The members of genus Aeromonas are usually circulating in aquatic environments,[28] and they have been reported as a significant pathogen in lower vertebrates such as fishes, amphibians, reptiles, and even human.[29] Some species of this genus has a wide host range and could cause hemorrhagic septicemia in fish.[26] A. hydrophila was identified via cultivating from epithelial wounds of sturgeons.[16] In Turkey, A. hydrophila was detected in Russian sturgeon (Acipenser gueldenstaedtii) as the cause of bacterial hemorrhagic septicemia and high rate of mortality.[9] In order to prevent the Aeromonas infection in sturgeon, tubifex (sewage worm) should be provided as natural and live food.7 Amikacin, ciprofloxacin (Ciproxin), and gentamicin are the best antibiotics in eastern Asia are used against Aeromonas infections.[8]

Other results indicated that Chryseobacterium joostei isolated and identified from stellate sturgeons. The members of genus Chryseobacterium have been isolated from soil, water, and food sources.[30] Some species of this genus such as C. indologenes could cause disease in newborns and adults with the deficient immune system.[13],[31] Most recently, some members of genus Chryseobacterium usually do not associate with infection in fish, although cases of disease related to these species are increasing. So that C. balustinum, C. scophtalmum, and C. joostei have been isolated until now.[13] Some novel Chryseobacterium sp. were recovered from different fishes which could be pathogenic, such as C. aquaticum,[22] C. daecheongense,[32] C. piscicola,[33]-[35] C. indologenes,[36] C. Chaponense,[37] and C. viscerum.[38]

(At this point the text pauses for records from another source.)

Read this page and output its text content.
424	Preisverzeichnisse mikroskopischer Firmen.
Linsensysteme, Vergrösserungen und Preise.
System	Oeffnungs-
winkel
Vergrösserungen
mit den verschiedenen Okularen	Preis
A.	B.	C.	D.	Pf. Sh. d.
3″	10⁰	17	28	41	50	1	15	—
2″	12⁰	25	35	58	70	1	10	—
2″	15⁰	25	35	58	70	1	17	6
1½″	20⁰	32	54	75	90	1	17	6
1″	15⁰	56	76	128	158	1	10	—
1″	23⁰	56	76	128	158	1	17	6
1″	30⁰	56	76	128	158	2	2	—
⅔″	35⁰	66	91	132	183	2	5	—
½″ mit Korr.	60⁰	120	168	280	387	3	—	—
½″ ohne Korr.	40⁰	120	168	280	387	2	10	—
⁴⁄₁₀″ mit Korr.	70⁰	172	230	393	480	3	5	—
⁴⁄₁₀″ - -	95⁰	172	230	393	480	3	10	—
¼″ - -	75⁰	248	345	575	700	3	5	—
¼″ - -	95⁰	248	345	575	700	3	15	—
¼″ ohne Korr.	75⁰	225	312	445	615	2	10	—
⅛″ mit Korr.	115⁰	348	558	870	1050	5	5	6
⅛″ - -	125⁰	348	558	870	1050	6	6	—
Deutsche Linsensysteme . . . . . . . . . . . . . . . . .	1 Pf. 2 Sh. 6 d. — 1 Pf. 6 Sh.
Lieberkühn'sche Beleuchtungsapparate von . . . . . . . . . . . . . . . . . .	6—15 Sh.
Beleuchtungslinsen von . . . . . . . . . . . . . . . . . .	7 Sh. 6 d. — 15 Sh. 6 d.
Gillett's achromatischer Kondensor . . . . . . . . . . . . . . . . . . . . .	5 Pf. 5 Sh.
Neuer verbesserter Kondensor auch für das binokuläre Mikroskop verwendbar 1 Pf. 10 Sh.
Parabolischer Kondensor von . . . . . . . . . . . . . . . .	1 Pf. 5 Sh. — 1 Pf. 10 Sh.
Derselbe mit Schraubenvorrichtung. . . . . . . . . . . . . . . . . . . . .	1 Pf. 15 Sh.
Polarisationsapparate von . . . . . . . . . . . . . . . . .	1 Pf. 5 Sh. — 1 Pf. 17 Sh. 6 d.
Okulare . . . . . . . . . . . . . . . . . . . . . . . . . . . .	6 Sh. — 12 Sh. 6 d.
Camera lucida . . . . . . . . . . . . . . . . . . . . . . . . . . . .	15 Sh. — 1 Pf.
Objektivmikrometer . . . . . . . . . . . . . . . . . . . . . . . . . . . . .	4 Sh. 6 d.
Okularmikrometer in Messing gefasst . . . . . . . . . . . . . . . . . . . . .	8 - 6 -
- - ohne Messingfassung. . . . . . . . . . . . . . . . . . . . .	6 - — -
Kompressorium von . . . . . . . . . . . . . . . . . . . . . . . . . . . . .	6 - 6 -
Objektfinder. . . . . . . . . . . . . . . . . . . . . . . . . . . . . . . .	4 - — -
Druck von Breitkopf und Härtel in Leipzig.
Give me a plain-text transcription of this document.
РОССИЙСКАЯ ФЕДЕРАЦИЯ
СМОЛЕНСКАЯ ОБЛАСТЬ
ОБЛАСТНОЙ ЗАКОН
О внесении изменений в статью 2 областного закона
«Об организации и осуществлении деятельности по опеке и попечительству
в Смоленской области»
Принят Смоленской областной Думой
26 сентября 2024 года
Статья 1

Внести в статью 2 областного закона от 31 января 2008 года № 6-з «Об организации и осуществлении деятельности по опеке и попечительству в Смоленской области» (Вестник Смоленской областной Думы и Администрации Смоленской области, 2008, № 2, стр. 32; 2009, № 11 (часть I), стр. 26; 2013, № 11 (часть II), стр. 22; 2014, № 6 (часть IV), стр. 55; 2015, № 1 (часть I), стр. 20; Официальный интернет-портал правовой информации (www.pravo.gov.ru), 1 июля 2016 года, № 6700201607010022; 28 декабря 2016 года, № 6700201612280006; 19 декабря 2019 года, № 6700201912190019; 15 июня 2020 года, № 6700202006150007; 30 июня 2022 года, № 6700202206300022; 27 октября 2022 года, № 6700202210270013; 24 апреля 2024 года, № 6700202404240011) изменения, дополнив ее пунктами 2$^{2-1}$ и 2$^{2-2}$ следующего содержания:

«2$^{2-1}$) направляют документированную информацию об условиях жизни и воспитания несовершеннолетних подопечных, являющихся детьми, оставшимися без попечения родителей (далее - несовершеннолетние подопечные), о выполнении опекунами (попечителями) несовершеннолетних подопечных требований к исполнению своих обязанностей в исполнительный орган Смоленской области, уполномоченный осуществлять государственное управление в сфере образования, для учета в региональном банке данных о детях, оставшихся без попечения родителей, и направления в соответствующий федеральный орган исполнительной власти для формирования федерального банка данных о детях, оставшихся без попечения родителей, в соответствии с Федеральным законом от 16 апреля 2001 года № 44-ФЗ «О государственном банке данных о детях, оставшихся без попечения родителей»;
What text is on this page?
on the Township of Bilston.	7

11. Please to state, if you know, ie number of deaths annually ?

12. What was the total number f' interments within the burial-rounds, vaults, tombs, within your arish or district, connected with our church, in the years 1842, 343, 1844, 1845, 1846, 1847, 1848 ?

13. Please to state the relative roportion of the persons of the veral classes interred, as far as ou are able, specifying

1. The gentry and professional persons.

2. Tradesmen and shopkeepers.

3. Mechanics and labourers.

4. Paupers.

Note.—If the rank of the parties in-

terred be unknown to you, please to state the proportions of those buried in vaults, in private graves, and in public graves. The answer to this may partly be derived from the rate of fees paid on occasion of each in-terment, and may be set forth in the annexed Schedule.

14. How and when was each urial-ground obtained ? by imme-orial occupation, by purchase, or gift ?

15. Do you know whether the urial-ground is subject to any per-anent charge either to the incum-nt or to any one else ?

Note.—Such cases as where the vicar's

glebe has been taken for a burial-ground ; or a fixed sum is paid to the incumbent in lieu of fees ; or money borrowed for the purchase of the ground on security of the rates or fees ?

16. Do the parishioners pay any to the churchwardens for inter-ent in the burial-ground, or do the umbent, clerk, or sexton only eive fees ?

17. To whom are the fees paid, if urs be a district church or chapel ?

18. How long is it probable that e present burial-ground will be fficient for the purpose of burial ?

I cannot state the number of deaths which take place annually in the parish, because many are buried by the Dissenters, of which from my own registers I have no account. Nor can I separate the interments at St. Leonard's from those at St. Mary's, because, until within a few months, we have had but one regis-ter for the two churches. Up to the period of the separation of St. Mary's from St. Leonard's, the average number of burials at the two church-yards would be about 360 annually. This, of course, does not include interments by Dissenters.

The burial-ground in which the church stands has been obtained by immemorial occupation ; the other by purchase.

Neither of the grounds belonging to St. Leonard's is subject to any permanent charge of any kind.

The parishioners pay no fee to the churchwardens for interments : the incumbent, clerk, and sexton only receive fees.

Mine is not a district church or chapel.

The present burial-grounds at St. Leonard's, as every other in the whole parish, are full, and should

According to the growing number of infection out-breaks in fishes, identification of sturgeon's pathogens, such as A. veronii and C. joostei in the present report, was expected. The changes of Iranian sturgeons' habitat from Caspian Sea (natural habitat) to inland freshwater farms could relate to the increasing of their susceptibility to new diseases, especially under intensive condition. Therefore, for - the economic value of sturgeon, further researches on infectious pathogens are required.